As the logic of global financial markets comes to dominate policy at home and abroad, social considerations can appear increasingly irrelevant. Companies compete to add value for their shareholders by rationalising production and driving out competition. The results can range from the potential collapse of island economies based on smallholder co-operatives, for example in the West Indies if EU banana tariffs that work in their favour are abolished, to the loss of thousands of jobs in Vilvoorde in Belgium, and Longbridge and Dagenham in the UK, as industrial production is rationalised to the cheapest sites.
Since 1995 the World Trade Organisation has managed to build up an impressive body of international law to enforce ‘free’ markets – markets rigged in favour of the rich.
The questions for older men and women everywhere is how well work, family and welfare systems are developed, and how they interact with each other in the context of globalisation. We can divide the answer into material and ideological effects, but the one affects the other.
Most obviously, as pointed out above, SAPs, growing urbanisation and the collapse of traditional industry and agriculture result in the disruption of economic systems that give older people paid or unpaid work.
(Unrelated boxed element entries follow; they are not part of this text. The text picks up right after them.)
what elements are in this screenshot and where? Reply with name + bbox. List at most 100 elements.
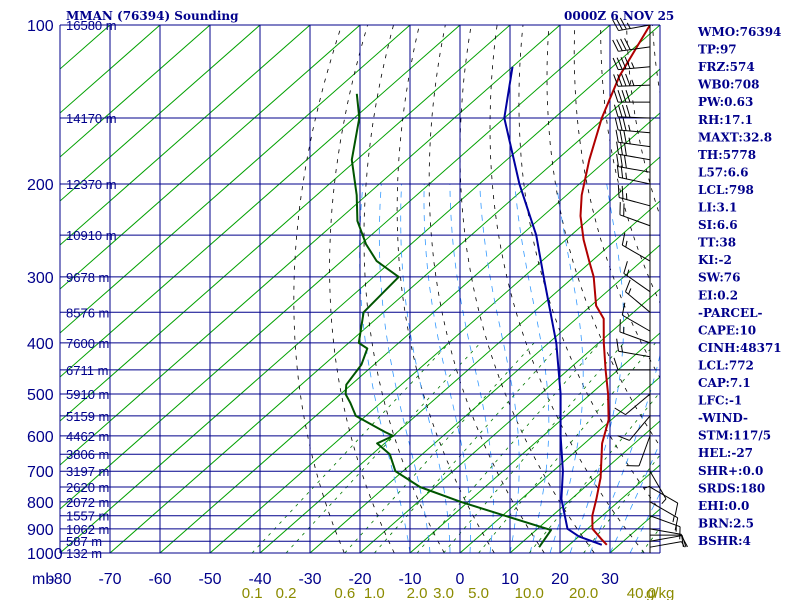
height-level-label: 7600 m [66,336,109,351]
wind-barb-staff [618,176,651,185]
temperature-trace-line [579,25,651,546]
temperature-tick-label: -10 [398,571,421,588]
wind-barb [617,415,651,441]
wind-barb [649,486,679,516]
wind-barb-full [623,261,628,274]
stability-index-line: -PARCEL- [698,306,763,320]
mixing-ratio-label: 2.0 [407,585,428,600]
wind-barb-full [612,39,619,52]
wind-barb-full [620,38,627,51]
wind-barb-full [621,104,627,118]
stability-index-line: KI:-2 [698,253,732,267]
dry-adiabat-line [600,25,660,304]
wind-barb-full [613,74,619,87]
mixing-ratio-label: 0.2 [276,585,297,600]
wind-barb-staff [618,166,651,173]
wind-barb-full [620,154,623,168]
temperature-tick-label: -30 [298,571,321,588]
stability-index-line: -WIND- [698,411,748,425]
wind-barb [614,393,651,416]
dry-adiabat-line [489,25,645,553]
moist-adiabat-line [589,353,660,553]
wind-barb-half [625,240,628,248]
wind-barb-full [614,117,619,131]
isotherm-line [559,464,660,553]
stability-indices-panel: WMO:76394 TP:97 FRZ:574 WB0:708 PW:0.63 RH:17… [697,25,782,548]
chart-profiles [344,25,651,548]
wind-barb-full [625,89,631,103]
wind-barb-full [624,38,631,50]
dewpoint-trace-line [344,93,552,548]
moist-adiabat-line [400,183,451,553]
height-level-label: 1062 m [66,522,109,537]
wind-barb-full [674,517,679,531]
wind-barb-full [625,105,631,118]
temperature-tick-label: -40 [248,571,271,588]
stability-index-line: HEL:-27 [698,446,753,460]
temperature-tick-label: 10 [501,571,519,588]
moist-adiabat-line [514,183,550,553]
temperature-tick-label: -70 [98,571,121,588]
wind-barb [623,261,651,293]
wind-barb-full [616,164,620,178]
temperature-tick-label: 20 [551,571,569,588]
isotherm-line [60,25,361,290]
wind-barb-half [661,498,667,504]
wind-barb-staff [618,350,651,358]
pressure-tick-label: 700 [27,464,54,481]
wind-barb [615,129,651,148]
wind-barb-staff [618,153,651,161]
wind-barb-full [616,338,619,352]
temperature-tick-label: 30 [601,571,619,588]
wind-barb [649,541,685,548]
stability-index-line: TT:38 [698,236,736,250]
moist-adiabat-line [479,183,520,553]
wind-barb-full [613,89,619,103]
wind-barb-staff [649,528,682,535]
wind-barb-half [631,79,635,86]
stability-index-line: EHI:0.0 [698,499,749,513]
wind-barb-full [613,104,619,118]
wind-barb-full [617,74,623,87]
wind-barb-staff [618,129,651,134]
dry-adiabat-line [428,25,545,553]
wind-barb-full [620,165,624,179]
wind-barb-full [622,118,627,131]
pressure-tick-label: 100 [27,18,54,35]
wind-barb-full [616,39,623,51]
pressure-tick-label: 800 [27,495,54,512]
pressure-tick-label: 400 [27,336,54,353]
wind-barb [616,141,651,161]
pressure-tick-label: 300 [27,270,54,287]
wind-barb-full [614,407,626,416]
mixing-ratio-label: 40.0 [627,585,656,600]
moist-adiabat-line [449,183,494,553]
temperature-tick-label: -60 [148,571,171,588]
stability-index-line: CINH:48371 [698,341,782,355]
height-level-label: 5159 m [66,409,109,424]
wind-barb [649,501,679,531]
wind-barb-half [626,22,631,29]
wind-barb-full [624,56,631,69]
wind-barb [612,38,651,52]
mixing-ratio-line [478,342,656,553]
height-level-label: 587 m [66,534,102,549]
wind-barb-staff [618,24,651,32]
temperature-tick-label: -80 [48,571,71,588]
wind-barb-full [619,130,623,143]
mixing-ratio-label: 5.0 [468,585,489,600]
wind-barb-half [672,515,675,523]
wind-barb-column [612,17,688,553]
height-level-label: 132 m [66,546,102,561]
dry-adiabat-line [329,25,395,553]
pressure-unit-label: mb [32,571,54,588]
stability-index-line: FRZ:574 [698,60,755,74]
wind-barb-staff [649,486,678,504]
wind-barb-full [616,57,623,70]
wind-barb-staff [649,535,682,542]
wind-barb [612,56,651,71]
dry-adiabat-line [459,25,595,553]
wind-barb-full [618,117,623,131]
The accompanying poverty affects very large percentages of the population in developing countries.
Formal collectives such as pensions systems and free health care are threatened and even dismantled as countries are forced to reduce public expenditure in order to meet internationally imposed financial targets. Privatised pensions mean the poor cannot contribute and end up poorer still in old age. The collective activity of charities cannot replace sound national policies.
In ideological terms, the rise of individualism that has accompanied the triumph of market capitalism puts all those whose individual market power is below average at risk. Older people rely more on collective support than any other group except young children, and so are most at risk from the rise of individualistic ideologies.
The hegemony of free market thinking refuses to count unpaid work as work, sets generation against generation through spurious calculations of intergenerational inequity, and sees pensions as a tax on the current labour force, not as earnings forgone over the life course.
But none of these effects of globalisation is inevitable. Countries such as Denmark, and even very poor states like Kerala in India, have shown that social welfare is possible in a globalising world. And free market doctrines do have their detractors. Providing a safety net for SAPs casualties is becoming popular in the IMF and World Bank (though not yet explicitly to help older people).
The problem remains that safety nets are no substitute for sustainable social and human development and until social solidarity is seen as more important than market freedom, globalisation will continue to be a threat to all who are old and poor.
Gail Wilson is lecturer in social policy at the London School of Economics.